Adviser business models need shake-up
Financial advisers need to make some big changes to the way they operate if they want their businesses to survive and thrive in the next few years, a financial services veteran says.
Thursday, August 9th 2012, 7:17AM 4 Comments
by Niko Kloeten
Speaking at yesterday's Auckland IFA branch meeting, Heathcote Investment Partners director Clayton Coplestone warned that many advisers risk their businesses becoming worthless unless they adapt to the changing economic and regulatory environment.
He said many advisers are currently operating "proprietorships" and asked: "How would your business go if all the trails and everything you receive from third parties was turned off? Would it survive? If the answer is no then you don't have a business you have a proprietorship."
In Australia, where a client "opt-in" aspect has been added as part of the new FOFA (Future of Financial Advice) regulations, "all the clients the advice industry had have turned out to be transactional relationships."
Pricing pressure is coming on all parts of the financial services chain but advisers can continue to add value in the relationship aspect, according to Coplestone who put the "relationship premium" at about 100 basis points.
However, he warned that "very few people are willing to part with their hard-earned cash to buy relationships" and therefore advisers need to switch from proprietorships to businesses, which he said takes at least five years.
"If you are still of the belief you have a business I dare you not to go to work for six months from now on and if you have something left you have a business. If you don't have a business you'll get nothing."

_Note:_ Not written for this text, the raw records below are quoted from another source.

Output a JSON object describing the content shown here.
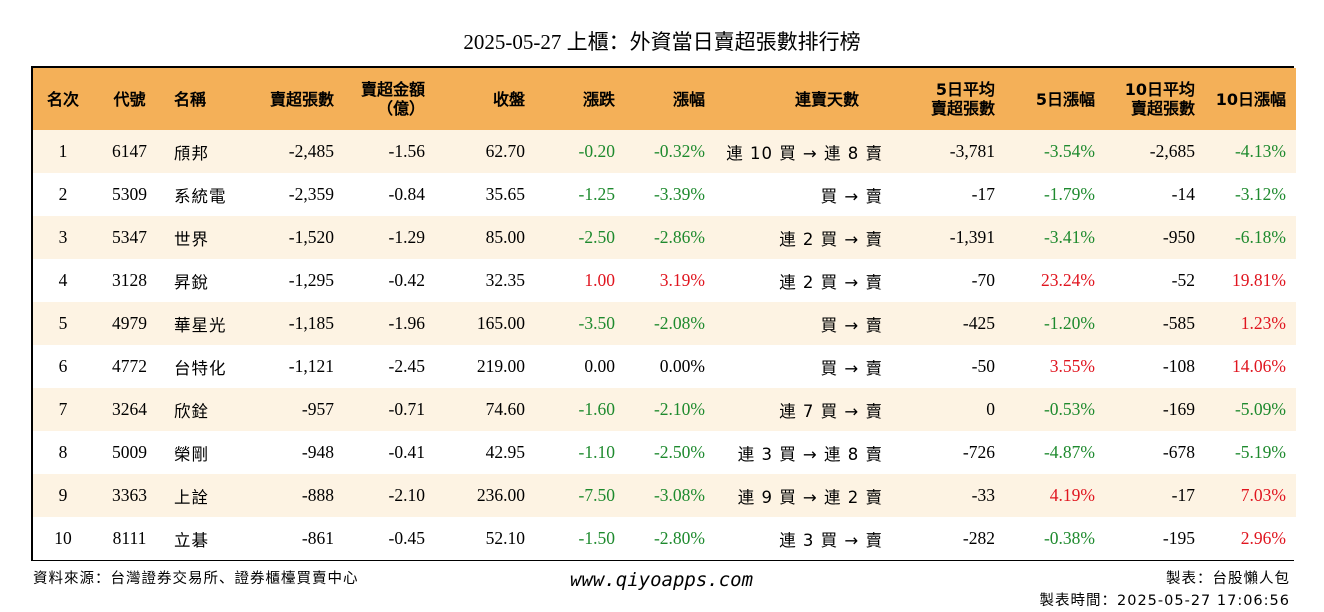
{
  "title": "2025-05-27 上櫃：外資當日賣超張數排行榜",
  "colors": {
    "header_bg": "#f4b058",
    "odd_row_bg": "#fdf3e3",
    "up": "#e0151f",
    "down": "#1e8a2e"
  },
  "headers": {
    "rank": "名次",
    "code": "代號",
    "name": "名稱",
    "sell_shares": "賣超張數",
    "sell_amount_l1": "賣超金額",
    "sell_amount_l2": "（億）",
    "close": "收盤",
    "change": "漲跌",
    "pct": "漲幅",
    "streak": "連賣天數",
    "avg5_l1": "5日平均",
    "avg5_l2": "賣超張數",
    "pct5": "5日漲幅",
    "avg10_l1": "10日平均",
    "avg10_l2": "賣超張數",
    "pct10": "10日漲幅"
  },
  "rows": [
    {
      "rank": "1",
      "code": "6147",
      "name": "頎邦",
      "sell_shares": "-2,485",
      "sell_amount": "-1.56",
      "close": "62.70",
      "change": "-0.20",
      "change_dir": "down",
      "pct": "-0.32%",
      "pct_dir": "down",
      "streak": "連 10 買 → 連 8 賣",
      "avg5": "-3,781",
      "pct5": "-3.54%",
      "pct5_dir": "down",
      "avg10": "-2,685",
      "pct10": "-4.13%",
      "pct10_dir": "down"
    },
    {
      "rank": "2",
      "code": "5309",
      "name": "系統電",
      "sell_shares": "-2,359",
      "sell_amount": "-0.84",
      "close": "35.65",
      "change": "-1.25",
      "change_dir": "down",
      "pct": "-3.39%",
      "pct_dir": "down",
      "streak": "買 → 賣",
      "avg5": "-17",
      "pct5": "-1.79%",
      "pct5_dir": "down",
      "avg10": "-14",
      "pct10": "-3.12%",
      "pct10_dir": "down"
    },
    {
      "rank": "3",
      "code": "5347",
      "name": "世界",
      "sell_shares": "-1,520",
      "sell_amount": "-1.29",
      "close": "85.00",
      "change": "-2.50",
      "change_dir": "down",
      "pct": "-2.86%",
      "pct_dir": "down",
      "streak": "連 2 買 → 賣",
      "avg5": "-1,391",
      "pct5": "-3.41%",
      "pct5_dir": "down",
      "avg10": "-950",
      "pct10": "-6.18%",
      "pct10_dir": "down"
    },
    {
      "rank": "4",
      "code": "3128",
      "name": "昇銳",
      "sell_shares": "-1,295",
      "sell_amount": "-0.42",
      "close": "32.35",
      "change": "1.00",
      "change_dir": "up",
      "pct": "3.19%",
      "pct_dir": "up",
      "streak": "連 2 買 → 賣",
      "avg5": "-70",
      "pct5": "23.24%",
      "pct5_dir": "up",
      "avg10": "-52",
      "pct10": "19.81%",
      "pct10_dir": "up"
    },
    {
      "rank": "5",
      "code": "4979",
      "name": "華星光",
      "sell_shares": "-1,185",
      "sell_amount": "-1.96",
      "close": "165.00",
      "change": "-3.50",
      "change_dir": "down",
      "pct": "-2.08%",
      "pct_dir": "down",
      "streak": "買 → 賣",
      "avg5": "-425",
      "pct5": "-1.20%",
      "pct5_dir": "down",
      "avg10": "-585",
      "pct10": "1.23%",
      "pct10_dir": "up"
    },
    {
      "rank": "6",
      "code": "4772",
      "name": "台特化",
      "sell_shares": "-1,121",
      "sell_amount": "-2.45",
      "close": "219.00",
      "change": "0.00",
      "change_dir": "flat",
      "pct": "0.00%",
      "pct_dir": "flat",
      "streak": "買 → 賣",
      "avg5": "-50",
      "pct5": "3.55%",
      "pct5_dir": "up",
      "avg10": "-108",
      "pct10": "14.06%",
      "pct10_dir": "up"
    },
    {
      "rank": "7",
      "code": "3264",
      "name": "欣銓",
      "sell_shares": "-957",
      "sell_amount": "-0.71",
      "close": "74.60",
      "change": "-1.60",
      "change_dir": "down",
      "pct": "-2.10%",
      "pct_dir": "down",
      "streak": "連 7 買 → 賣",
      "avg5": "0",
      "pct5": "-0.53%",
      "pct5_dir": "down",
      "avg10": "-169",
      "pct10": "-5.09%",
      "pct10_dir": "down"
    },
    {
      "rank": "8",
      "code": "5009",
      "name": "榮剛",
      "sell_shares": "-948",
      "sell_amount": "-0.41",
      "close": "42.95",
      "change": "-1.10",
      "change_dir": "down",
      "pct": "-2.50%",
      "pct_dir": "down",
      "streak": "連 3 買 → 連 8 賣",
      "avg5": "-726",
      "pct5": "-4.87%",
      "pct5_dir": "down",
      "avg10": "-678",
      "pct10": "-5.19%",
      "pct10_dir": "down"
    },
    {
      "rank": "9",
      "code": "3363",
      "name": "上詮",
      "sell_shares": "-888",
      "sell_amount": "-2.10",
      "close": "236.00",
      "change": "-7.50",
      "change_dir": "down",
      "pct": "-3.08%",
      "pct_dir": "down",
      "streak": "連 9 買 → 連 2 賣",
      "avg5": "-33",
      "pct5": "4.19%",
      "pct5_dir": "up",
      "avg10": "-17",
      "pct10": "7.03%",
      "pct10_dir": "up"
    },
    {
      "rank": "10",
      "code": "8111",
      "name": "立碁",
      "sell_shares": "-861",
      "sell_amount": "-0.45",
      "close": "52.10",
      "change": "-1.50",
      "change_dir": "down",
      "pct": "-2.80%",
      "pct_dir": "down",
      "streak": "連 3 買 → 賣",
      "avg5": "-282",
      "pct5": "-0.38%",
      "pct5_dir": "down",
      "avg10": "-195",
      "pct10": "2.96%",
      "pct10_dir": "up"
    }
  ],
  "footer": {
    "source": "資料來源：台灣證券交易所、證券櫃檯買賣中心",
    "website": "www.qiyoapps.com",
    "maker": "製表：台股懶人包",
    "made_time": "製表時間：2025-05-27 17:06:56"
  }
}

Coplestone also said advisers could no longer get away with charging a premium for "mediocre" investment performance, particularly given the proliferation of cheap ETFs.
"If you're paying any more than 22 basis points for passive then you are doing your clients and yourself a disservice," he said.
"There's no magic bullet; consumers are getting more savvy and demanding more than just mediocrity. You can't go to a client and say, I'm going to take 3% a year to give you a single-digit return."